Hürriyet gazetesi Genel Yayın Yönetmeni Ahmet Hakan, Atatürk'e hakaret eden şahsın serbest bırakıldığı esnada Adliye'de yükselen 'yaşasın şeriat' sloganlarını değerlendirdi.

Ahmet hakan bugünkü yazısında şunları ifade etti:

"Ahmet Bostancı isimli 20 yaşındaki bir şahıs, 10 Kasım’da imamın Atatürk’e dua etmesine kızmış, camiyi terk etmiş ve caminin dışında bağıra bağıra Atatürk’e hakaretler savurmuş. Sonra da tutuklanmış. Bostancı’nın İstanbul Anadolu Adliyesi’nde duruşması vardı geçen gün. Tahliye kararı verildi. Tahliye kararı üzerine yaklaşık yüz kişilik bir grup, adliye koridorlarında tekbir getirdi, “Yaşasın şeriat” sloganı attı. İstanbul’da bu olayın yaşandığı gün Ankara’da Bakanlar Kurulu toplantısı vardı. Cumhurbaşkanı Erdoğan, toplantının ardından yaptığı açıklamada şöyle dedi:

“Ülkemizde kimsenin Cumhuriyet’le ilgili bir tereddüdü yoktur.
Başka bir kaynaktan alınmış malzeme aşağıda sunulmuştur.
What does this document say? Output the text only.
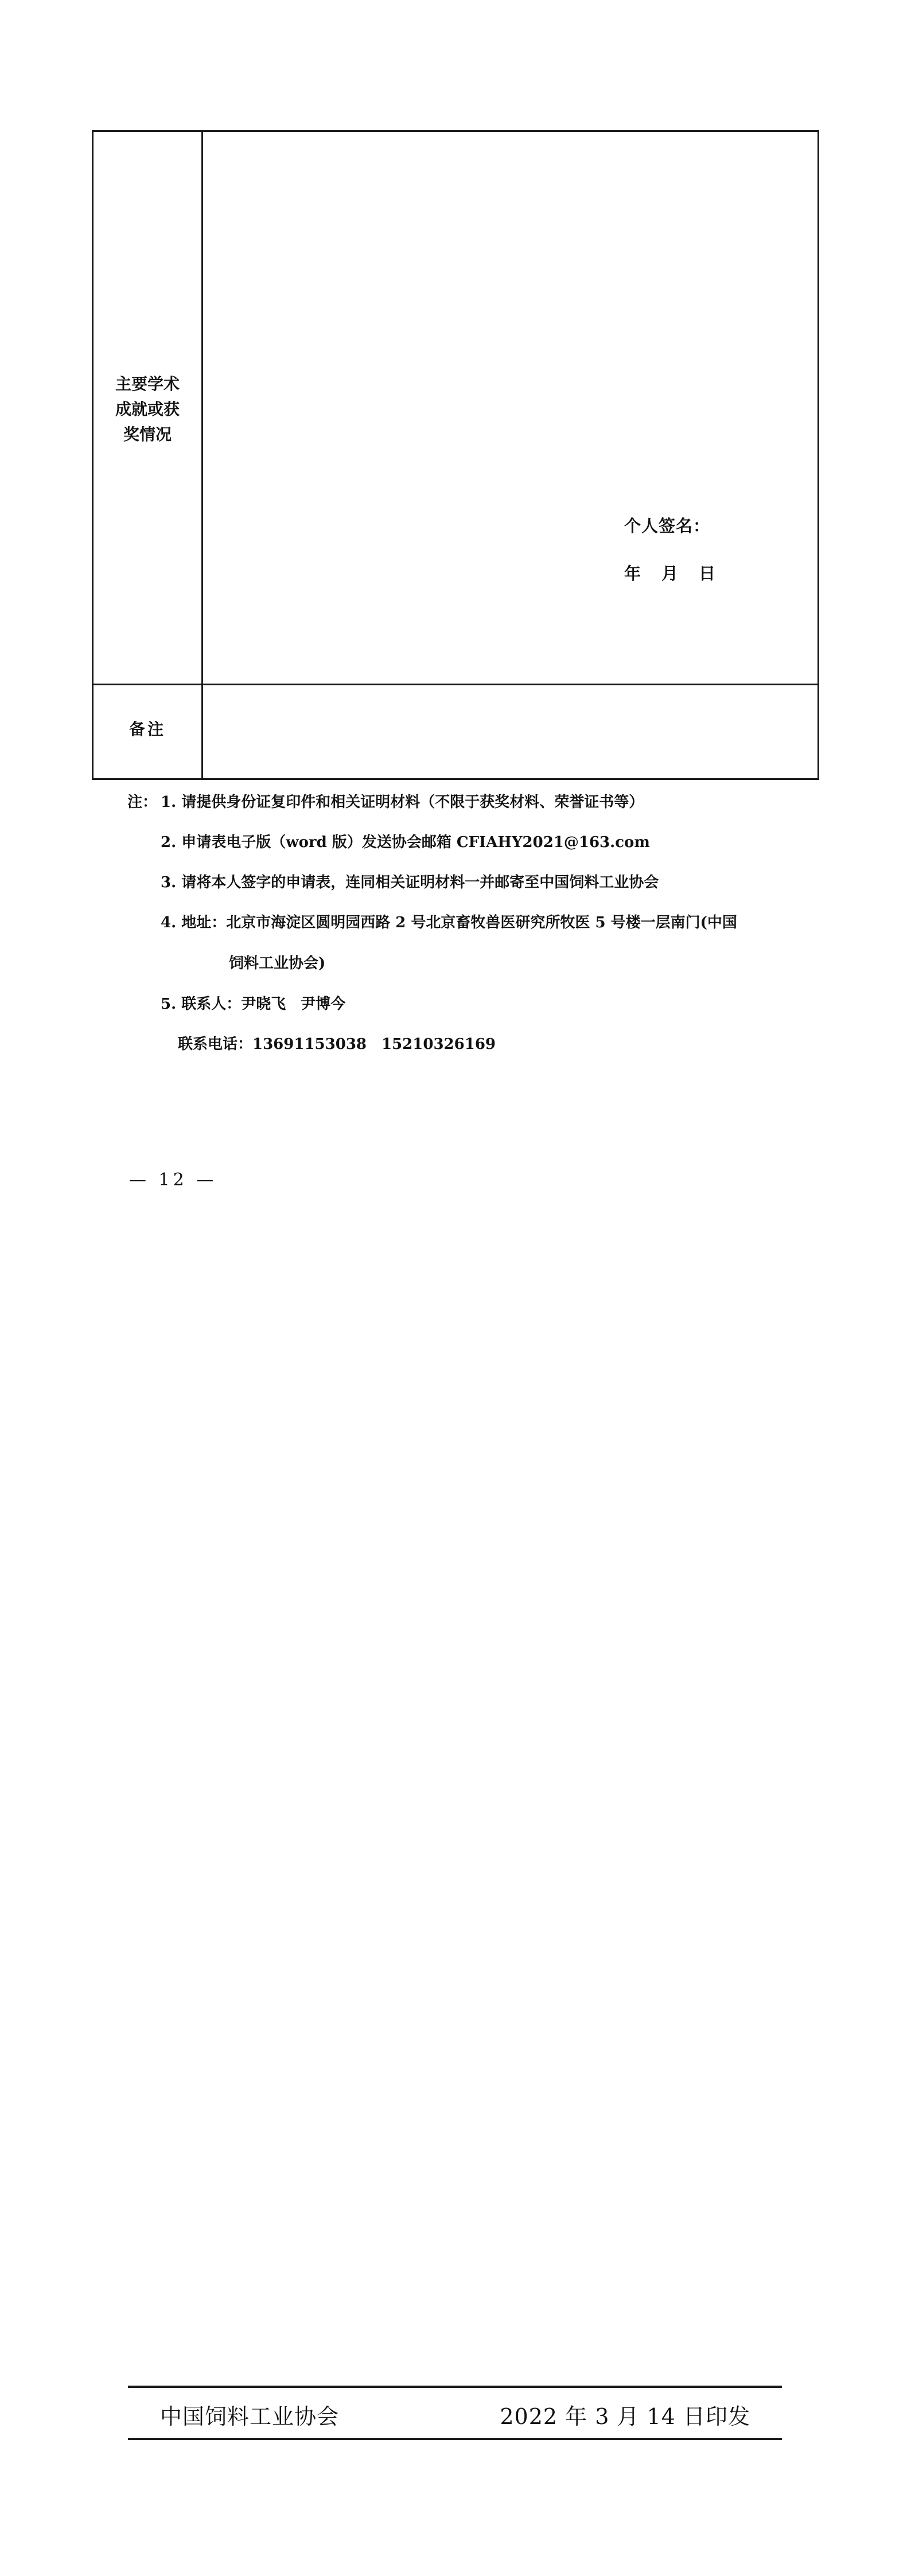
主要学术
成就或获
奖情况
个人签名：
年 月 日
备注
注： 1. 请提供身份证复印件和相关证明材料（不限于获奖材料、荣誉证书等）
2. 申请表电子版（word 版）发送协会邮箱 CFIAHY2021@163.com
3. 请将本人签字的申请表，连同相关证明材料一并邮寄至中国饲料工业协会
4. 地址：北京市海淀区圆明园西路 2 号北京畜牧兽医研究所牧医 5 号楼一层南门(中国
饲料工业协会)
5. 联系人：尹晓飞　尹博今
联系电话：13691153038　15210326169
— 12 —
中国饲料工业协会	2022 年 3 月 14 日印发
Kimsenin Cumhuriyetimizin banisiyle (kurucusuyla) bir derdi yoktur. Türkiye’nin rejimiyle ilgili tereddütler 29 Ekim 1923’te ‘Yaşasın Cumhuriyet’ nidaları eşliğinde bitmiş bir tartışmadır.” Erdoğan’ın saptaması doğrudur. Cumhuriyet tartışması, 1923’te bitmiş bir tartışmadır. Bugün makul çoğunluğun Cumhuriyet’le ve Atatürk’le derdi yoktur. Derdi olanlar ise toplumun çok az bir kesimidir. Alabildiğine marjinal bir tutumdur bu. Yüz kişinin “Yaşasın şeriat” sloganı atmasıyla Cumhuriyet’e milim zarar gelmez. Olaya olduğundan daha büyük anlamlar yüklememek lazım. Mübalağaya gerek yok yani. Ayrıca “Şeriat” konusu, üzerinde ittifak edilen bir konu da değildir. Slogan atanlara “Şeriat nedir? Şeriattan neyi kastediyorsunuz?” diye sorsak bin farklı cevap alırız. Slogan atanların bile bu konuda kafaları karışıktır yani. Neyse... Bunlar işin içerik kısmı. Bir de ilkesel kısım var: İster “Yaşasın şeriat” diye slogan atılsın, ister “Kahrolsun istibdat” diye slogan atılsın. Hiç fark etmez. Adliyeler gösteri alanları değildir. Adliye koridorlarında bu tür davranışlara asla müsamaha gösterilmemelidir. Bunu yapanlara yönelik gerekli hukuki adımlar atılmalıdır."